Antes, no outono, a paisagem cercada pelos Alpes nevados embeleza trilhas como a Weg der Schweiz, que fazemos no terceiro dia (depois de pegar um ônibus para Brunnen e um barco até a histórica Rütli).
Uma trilha de 4 horas e 12 quilômetros leva ao Centro Antigo de Altdorf. Como a chuva volta a dar as caras, encurtamos a perna final e chegamos à cidade de barco.
Pedaladas em zigue-zague
Faz 3 graus na Passagem de São Gotardo, ponto alto da travessia da Suíça, tanto geograficamente — a 2.100 metros de altitude — quanto em termos de emoção. É na manhã do quarto dia, rodeados pela neve das alturas dos Alpes, que reencontramos nossas bicicletas elétricas e damos início ao trecho mais longo e lindo de pedal.

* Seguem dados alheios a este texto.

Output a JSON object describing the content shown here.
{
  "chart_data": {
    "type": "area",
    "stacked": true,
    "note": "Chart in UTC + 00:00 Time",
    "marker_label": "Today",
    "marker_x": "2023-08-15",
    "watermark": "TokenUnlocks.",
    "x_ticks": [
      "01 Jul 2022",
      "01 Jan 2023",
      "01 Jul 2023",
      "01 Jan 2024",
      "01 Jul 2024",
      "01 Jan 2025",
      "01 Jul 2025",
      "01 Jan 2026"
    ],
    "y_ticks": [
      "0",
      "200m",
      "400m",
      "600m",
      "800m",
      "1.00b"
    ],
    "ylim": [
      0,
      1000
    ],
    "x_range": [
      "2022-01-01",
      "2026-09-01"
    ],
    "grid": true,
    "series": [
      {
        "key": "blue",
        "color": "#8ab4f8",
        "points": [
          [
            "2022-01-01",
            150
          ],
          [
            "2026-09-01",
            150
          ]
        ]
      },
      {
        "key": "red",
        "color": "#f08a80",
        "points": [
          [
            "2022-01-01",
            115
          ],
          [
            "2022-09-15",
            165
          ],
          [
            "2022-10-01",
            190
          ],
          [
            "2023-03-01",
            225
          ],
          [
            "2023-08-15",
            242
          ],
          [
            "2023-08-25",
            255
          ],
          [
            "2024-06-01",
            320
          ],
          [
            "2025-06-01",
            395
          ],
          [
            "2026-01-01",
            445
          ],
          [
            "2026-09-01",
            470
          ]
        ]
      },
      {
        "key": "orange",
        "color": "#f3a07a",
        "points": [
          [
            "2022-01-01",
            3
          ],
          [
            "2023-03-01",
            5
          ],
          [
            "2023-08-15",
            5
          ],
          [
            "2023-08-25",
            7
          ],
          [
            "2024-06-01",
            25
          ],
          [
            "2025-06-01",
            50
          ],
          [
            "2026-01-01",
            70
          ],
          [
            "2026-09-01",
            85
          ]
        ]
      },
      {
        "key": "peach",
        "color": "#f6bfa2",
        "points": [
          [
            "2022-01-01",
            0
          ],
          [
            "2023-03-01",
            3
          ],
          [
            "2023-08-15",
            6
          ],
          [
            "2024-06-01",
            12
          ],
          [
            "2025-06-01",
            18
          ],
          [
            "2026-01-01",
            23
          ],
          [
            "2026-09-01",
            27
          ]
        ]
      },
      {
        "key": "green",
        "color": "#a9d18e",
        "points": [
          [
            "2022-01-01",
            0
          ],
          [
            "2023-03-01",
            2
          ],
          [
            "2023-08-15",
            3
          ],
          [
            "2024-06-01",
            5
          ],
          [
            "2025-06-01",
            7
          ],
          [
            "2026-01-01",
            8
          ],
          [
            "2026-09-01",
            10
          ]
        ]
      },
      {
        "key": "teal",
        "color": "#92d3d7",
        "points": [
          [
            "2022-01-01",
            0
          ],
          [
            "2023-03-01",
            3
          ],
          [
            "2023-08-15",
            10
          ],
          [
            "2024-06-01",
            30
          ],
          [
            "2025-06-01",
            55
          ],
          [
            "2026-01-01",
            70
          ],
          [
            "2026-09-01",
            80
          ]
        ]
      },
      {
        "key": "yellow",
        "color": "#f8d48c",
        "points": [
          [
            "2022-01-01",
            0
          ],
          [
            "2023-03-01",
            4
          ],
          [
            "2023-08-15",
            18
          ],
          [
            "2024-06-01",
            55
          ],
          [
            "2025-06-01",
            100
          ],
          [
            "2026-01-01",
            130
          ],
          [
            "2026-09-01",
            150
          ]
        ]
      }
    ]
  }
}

A crista de São Gotardo separa o Norte suíço, que fala alemão, do lado Sul, que tem o italiano como língua (as regiões que usam francês e romanche estão fora dessa rota). Placas nas duas línguas já se faziam presentes no secular St. Gotthard Hospiz onde dormimos, depois de subir de carro desde Aldorf.
Do alto, dá vertigem observar o ziguezague da Tremola, estrada de paralelepípedos com 24 curvas que começo a descer. Construída entre 1827 e 1832, ela é o mais longo monumento histórico do país, e se mostra menos amedrontadora quando aprendo a controlar com toques leves os freios da bicicleta elétrica.

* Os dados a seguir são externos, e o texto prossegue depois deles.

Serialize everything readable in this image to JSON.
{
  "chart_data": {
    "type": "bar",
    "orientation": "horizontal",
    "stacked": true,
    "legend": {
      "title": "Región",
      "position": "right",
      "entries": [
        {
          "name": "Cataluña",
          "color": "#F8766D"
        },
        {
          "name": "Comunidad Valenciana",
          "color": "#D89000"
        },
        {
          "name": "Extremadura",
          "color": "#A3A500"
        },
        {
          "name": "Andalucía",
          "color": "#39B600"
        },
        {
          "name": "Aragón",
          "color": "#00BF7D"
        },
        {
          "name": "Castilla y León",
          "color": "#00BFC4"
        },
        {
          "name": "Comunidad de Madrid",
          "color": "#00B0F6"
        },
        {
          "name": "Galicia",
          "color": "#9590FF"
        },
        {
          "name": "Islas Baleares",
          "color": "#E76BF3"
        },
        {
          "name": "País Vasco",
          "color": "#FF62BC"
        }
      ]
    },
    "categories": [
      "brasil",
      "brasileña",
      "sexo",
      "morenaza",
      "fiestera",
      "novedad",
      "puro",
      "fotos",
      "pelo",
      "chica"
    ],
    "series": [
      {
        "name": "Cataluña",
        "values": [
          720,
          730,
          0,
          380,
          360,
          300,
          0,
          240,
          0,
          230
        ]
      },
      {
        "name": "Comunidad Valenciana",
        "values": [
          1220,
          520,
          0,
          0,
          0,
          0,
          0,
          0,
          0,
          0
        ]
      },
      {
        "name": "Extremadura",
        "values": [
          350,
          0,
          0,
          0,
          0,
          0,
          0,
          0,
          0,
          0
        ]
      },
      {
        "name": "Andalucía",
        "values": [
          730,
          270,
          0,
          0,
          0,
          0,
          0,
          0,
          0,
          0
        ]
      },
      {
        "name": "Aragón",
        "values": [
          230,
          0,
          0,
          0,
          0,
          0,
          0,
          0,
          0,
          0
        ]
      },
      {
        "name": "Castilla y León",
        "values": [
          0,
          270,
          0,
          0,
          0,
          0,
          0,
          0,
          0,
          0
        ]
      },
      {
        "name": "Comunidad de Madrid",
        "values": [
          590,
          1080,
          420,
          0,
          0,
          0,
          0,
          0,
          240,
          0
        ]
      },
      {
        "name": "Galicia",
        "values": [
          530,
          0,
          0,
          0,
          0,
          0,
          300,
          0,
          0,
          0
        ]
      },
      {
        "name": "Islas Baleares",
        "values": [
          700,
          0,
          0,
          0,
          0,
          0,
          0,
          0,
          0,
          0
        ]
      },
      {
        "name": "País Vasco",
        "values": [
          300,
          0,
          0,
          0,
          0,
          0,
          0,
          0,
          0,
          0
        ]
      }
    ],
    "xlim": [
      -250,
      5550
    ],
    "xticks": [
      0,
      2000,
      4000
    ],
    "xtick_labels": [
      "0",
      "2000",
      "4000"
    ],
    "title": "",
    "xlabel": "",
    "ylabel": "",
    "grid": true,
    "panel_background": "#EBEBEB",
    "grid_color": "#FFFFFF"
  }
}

Rapidamente, percorro os 4 quilômetros até Airolo, no pé do morro, e percebo a temperatura mais quente depois da variação de 300 metros na altitude. A partir daí, são 74 quilômetros e 6 horas em ciclovias de estradas cênicas planas até encerrarmos a jornada na estação de trem de Bellinzona e nos despedirmos das bikes, já sob a temperatura de 22 graus.
Remo na Suíça italiana
Ponto final da nossa travessia, Lugano é uma charmosa cidade arborizada à beira-lago, com língua, menu e calor italianos. Chego ali depois de apenas 15 minutos de trem a partir de Bellinzona, e caminho facilmente até o LuganoDante, um charmoso hotel boutique vizinho à estação.
Com 4 mil quilômetros de trilhas, esta região de Ticino se orgulha da sua vocação para atividades ao ar livre. Conheço mais um pouco das paisagens locais na manhã seguinte: pego o trem até o transparente Rio Ticino para remar uma canoa tranquilamente ao longo de 4 horas e 8 quilômetros.
É minha despedida, ao menos por ora, da Suíça. A meta de viajar só com o Swiss Travel Pass ou pelas minhas próprias pernas na viagem de Norte a Sul foi cumprida. É claro que teria sido mais rápido — e igualmente sustentável — embarcar nos modernos trens que cruzam o país várias vezes ao dia. Pela ferrovia, leva-se apenas 2 horas entre Zurique e Lugano, como constatei na viagem de volta.
Fazer o caminho mais lento e ativo, no entanto, permite conhecer a Suíça a fundo: em 4 dias, caminhei, pedalei, remei e testei as eficientes conexões entre trens, bondes elétricos, metrôs, funiculares e barcos. E, sem tombos ou perrengues, concluí a jornada são e salvo.